Relative DNA methyltransferases ((A)—DNMT1, (B)—DNMT3A, and (C)—DNMT3B) mRNA levels in mare endometrial fibroblasts after incubation with 5-aza-dC (1 µM) for 48 h and 96 h; n = 5. All values are expressed as percentage of change from respective hour control (non-treated fibroblasts).
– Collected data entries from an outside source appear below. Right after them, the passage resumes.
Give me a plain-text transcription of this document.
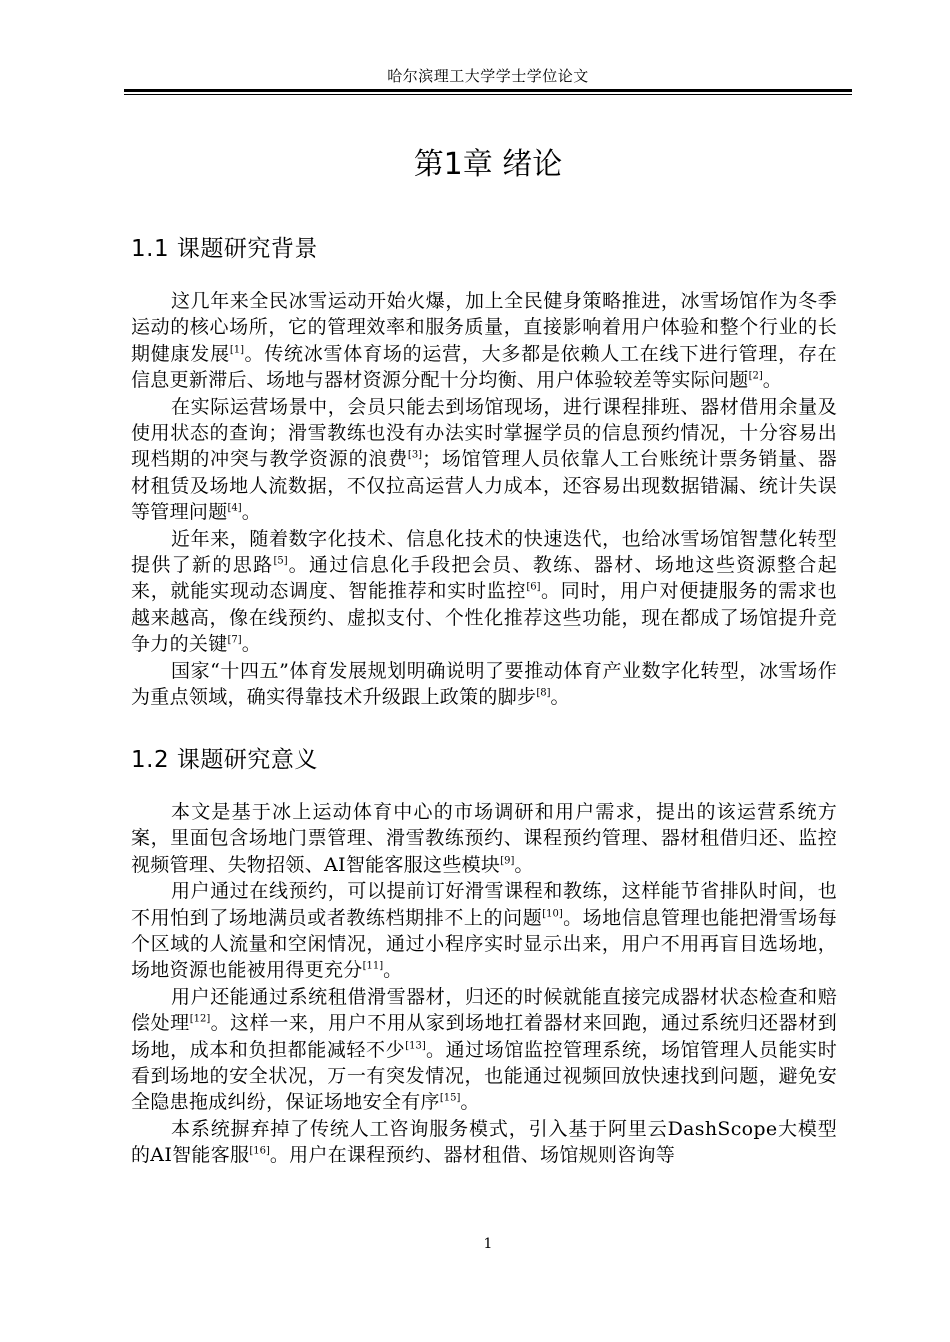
哈尔滨理工大学学士学位论文
第1章 绪论
1.1 课题研究背景

这几年来全民冰雪运动开始火爆，加上全民健身策略推进，冰雪场馆作为冬季运动的核心场所，它的管理效率和服务质量，直接影响着用户体验和整个行业的长期健康发展[1]。传统冰雪体育场的运营，大多都是依赖人工在线下进行管理，存在信息更新滞后、场地与器材资源分配十分均衡、用户体验较差等实际问题[2]。

在实际运营场景中，会员只能去到场馆现场，进行课程排班、器材借用余量及使用状态的查询；滑雪教练也没有办法实时掌握学员的信息预约情况，十分容易出现档期的冲突与教学资源的浪费[3]；场馆管理人员依靠人工台账统计票务销量、器材租赁及场地人流数据，不仅拉高运营人力成本，还容易出现数据错漏、统计失误等管理问题[4]。

近年来，随着数字化技术、信息化技术的快速迭代，也给冰雪场馆智慧化转型提供了新的思路[5]。通过信息化手段把会员、教练、器材、场地这些资源整合起来，就能实现动态调度、智能推荐和实时监控[6]。同时，用户对便捷服务的需求也越来越高，像在线预约、虚拟支付、个性化推荐这些功能，现在都成了场馆提升竞争力的关键[7]。

国家“十四五”体育发展规划明确说明了要推动体育产业数字化转型，冰雪场作为重点领域，确实得靠技术升级跟上政策的脚步[8]。

1.2 课题研究意义

本文是基于冰上运动体育中心的市场调研和用户需求，提出的该运营系统方案，里面包含场地门票管理、滑雪教练预约、课程预约管理、器材租借归还、监控视频管理、失物招领、AI智能客服这些模块[9]。

用户通过在线预约，可以提前订好滑雪课程和教练，这样能节省排队时间，也不用怕到了场地满员或者教练档期排不上的问题[10]。场地信息管理也能把滑雪场每个区域的人流量和空闲情况，通过小程序实时显示出来，用户不用再盲目选场地，场地资源也能被用得更充分[11]。

用户还能通过系统租借滑雪器材，归还的时候就能直接完成器材状态检查和赔偿处理[12]。这样一来，用户不用从家到场地扛着器材来回跑，通过系统归还器材到场地，成本和负担都能减轻不少[13]。通过场馆监控管理系统，场馆管理人员能实时看到场地的安全状况，万一有突发情况，也能通过视频回放快速找到问题，避免安全隐患拖成纠纷，保证场地安全有序[15]。

本系统摒弃掉了传统人工咨询服务模式，引入基于阿里云DashScope大模型的AI智能客服[16]。用户在课程预约、器材租借、场馆规则咨询等

1
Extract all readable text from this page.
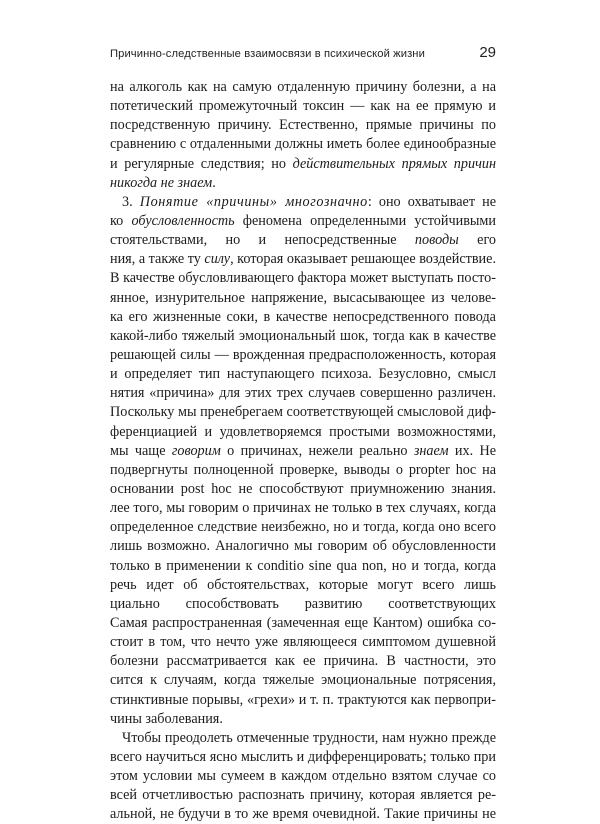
Причинно-следственные взаимосвязи в психической жизни	29
на алкоголь как на самую отдаленную причину болезни, а на
потетический промежуточный токсин — как на ее прямую и
посредственную причину. Естественно, прямые причины по
сравнению с отдаленными должны иметь более единообразные
и регулярные следствия; но действительных прямых причин
никогда не знаем.
3. Понятие «причины» многозначно: оно охватывает не
ко обусловленность феномена определенными устойчивыми
стоятельствами, но и непосредственные поводы его
ния, а также ту силу, которая оказывает решающее воздействие.
В качестве обусловливающего фактора может выступать посто-
янное, изнурительное напряжение, высасывающее из челове-
ка его жизненные соки, в качестве непосредственного повода
какой-либо тяжелый эмоциональный шок, тогда как в качестве
решающей силы — врожденная предрасположенность, которая
и определяет тип наступающего психоза. Безусловно, смысл
нятия «причина» для этих трех случаев совершенно различен.
Поскольку мы пренебрегаем соответствующей смысловой диф-
ференциацией и удовлетворяемся простыми возможностями,
мы чаще говорим о причинах, нежели реально знаем их. Не
подвергнуты полноценной проверке, выводы о propter hoc на
основании post hoc не способствуют приумножению знания.
лее того, мы говорим о причинах не только в тех случаях, когда
определенное следствие неизбежно, но и тогда, когда оно всего
лишь возможно. Аналогично мы говорим об обусловленности
только в применении к conditio sine qua non, но и тогда, когда
речь идет об обстоятельствах, которые могут всего лишь
циально способствовать развитию соответствующих
Самая распространенная (замеченная еще Кантом) ошибка со-
стоит в том, что нечто уже являющееся симптомом душевной
болезни рассматривается как ее причина. В частности, это
сится к случаям, когда тяжелые эмоциональные потрясения,
стинктивные порывы, «грехи» и т. п. трактуются как первопри-
чины заболевания.
Чтобы преодолеть отмеченные трудности, нам нужно прежде
всего научиться ясно мыслить и дифференцировать; только при
этом условии мы сумеем в каждом отдельно взятом случае со
всей отчетливостью распознать причину, которая является ре-
альной, не будучи в то же время очевидной. Такие причины не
Bars represent mean ± SEM. Asterisks indicate significant differences from the respective control (* p < 0.05, ** p < 0.01, *** p < 0.001). a, b, and c letters indicate significant differences between treatment hours (a—p < 0.05; b—p < 0.01; c—p < 0.001).

Figure 8

Relative levels of (A) collagen type I (COL1A1), (B) collagen type III (COL3A1), and (C) DNA methyltransferase 3A (DNMT3A) mRNA, and of (D) COL1 and (E) COL3 protein concentrations in non-treated (control-C) endometrial fibroblasts or treated with TGF-β1 (10 ng/mL) for 96 h or TGF-β1 (10 ng/mL) + 5-aza-dC (1 µM) (TGF-β1 followed by 5-aza-dC at 48 h—total cell incubation of 96 h); n = 5. Bars represent mean ± SEM. Asterisks indicate significant differences between treatments (* p < 0.05, ** p < 0.01, *** p < 0.001, **** p < 0.0001).